Выбрать главу

— И ты ни разу не попробовала?

— Ну да, Доночка же дурочка, Доночка же вмазывается чем попало… — обиженно сказала бабка.

— Прости, — отмахнулась Аннушка, — просто спросила.

— Нет, никогда. Мне сразу не понравилась эта идея. Я бухаю и курю не для того, чтобы видеть больше, а для того, чтобы видеть меньше. Все сильные глойти на веществах именно поэтому — если смотреть на изнанку Мироздания трезвыми глазками, то глазки скоро потекут кровушкой, а крышечка уедет далеко и навсегда. Мы глушим себя, а не стимулируем. Думаю, если меня вмазать гранжем, то сразу порвёт на кучу маленьких Доночек, которые разбегутся по всему Мультиверсуму, как тараканчики из моей головёшечки.

— То есть гранж для слабаков?

— Говорят, им даже делают глойти из неглойти.

— А из чего делают сам гранж? Этого не говорят?

— Не, — замотала седыми косичками старуха, — про гранж вообще говорят шёпотом. Сворачивай, пора.

Машина уже привычно подпрыгнула, переходя с Дороги в очередной срез, — как будто порожек переезжает каждый раз. Я прикрыл глаза, ожидая вспышки солнца, но за окнами наоборот темнота. Аннушка сбросила скорость и включила фары.

— А, вот мы где, — сказала она чуть позже, — не сообразила сразу.

— Знаешь этот срез?

— Да, доводилось проезжать. Давно, правда. Тут ещё кто-то остался? Мне всегда было любопытно, чем кончится их странный коллапс.

— В прошлый раз магазинчик работал. Хочешь заехать, попить кофе?

— А не отстанем от Мирона?

— Не, караван всяко медленнее, чем мы.

— Тогда давай заскочим на минутку.

В свете фар разматывается на удивление приличное широкое шоссе, слегка подзапущеное, но не заброшка. Кто-то тут ездит. Отбойники и разметку не помешало бы освежить, фонари не горят, движения не наблюдается, но если бы трассу совсем не обслуживали, то на ней бы уже почва завязалась. Это в постапных мирах быстро происходит: ветер наносит листья, песок, пыль; десять лет — и уже первая травка, через двадцать — кустики, а через сто, наверное, и следов не найдёшь.

— Тебе будет интересно, солдат, — внезапно вспомнила про меня Аннушка. — Здесь однажды, давно, провели один смелый эксперимент.

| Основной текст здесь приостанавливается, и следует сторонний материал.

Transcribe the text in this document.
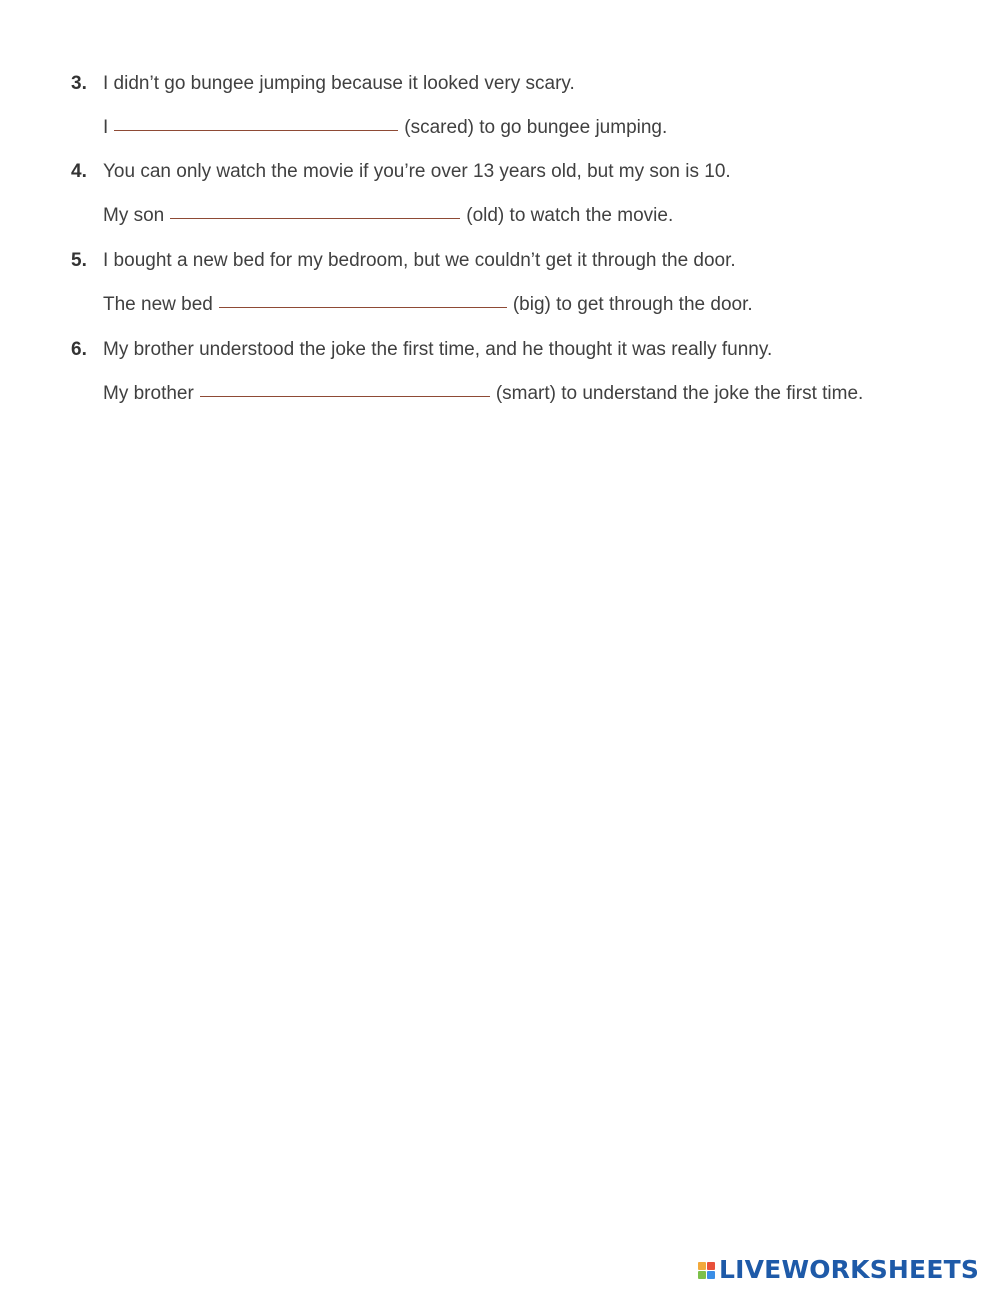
3. I didn’t go bungee jumping because it looked very scary.
I	(scared) to go bungee jumping.
4. You can only watch the movie if you’re over 13 years old, but my son is 10.
My son	(old) to watch the movie.
5. I bought a new bed for my bedroom, but we couldn’t get it through the door.
The new bed	(big) to get through the door.
6. My brother understood the joke the first time, and he thought it was really funny.
My brother	(smart) to understand the joke the first time.
LIVEWORKSHEETS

Надо же, а я думал так, багажом еду.

— В этом срезе шарахнул коллапс, и быть бы ему пусту — аборигены накопили до чёрта оружия, и ручки у них так и чесались. Но вышла редкая оказия. За миром, в рамках научного исследования, приглядывала Конгрегация. Тогда у Школы появились компьютеры, и все на них на какое-то время помешались — пытались обсчитывать, выводить закономерности, искали маркёры предколлапсных состояний и всё такое. Следили за несколькими срезами, где предполагали возможность коллапса, этот был один из них.

— И что с ним сделали? — спросил я.

— Коллапсным фактором тут была война.

— А что, бывает иначе? Мне казалось, что люди везде друг друга режут почём зря…

— Чаще всего, — согласилась Аннушка, — но есть и исключения. Из-за них не удаётся всё свести к антропогенному фактору. Есть альтернативная теория: что война не причина, а следствие, то есть коллапс через неё реализуется, а не она приводит к коллапсу.

— Что пнём по лбу, что лбом об пень, — прокомментировал я.

— Может, и так, но есть нюансы. Ладно, речь не об этом. В общем, тут решили попробовать предотвратить коллапс, сделав так, что люди раздумали воевать.

— А так бывает? Как по мне, они скорее расхотят жрать и трахаться, чем истреблять друг друга.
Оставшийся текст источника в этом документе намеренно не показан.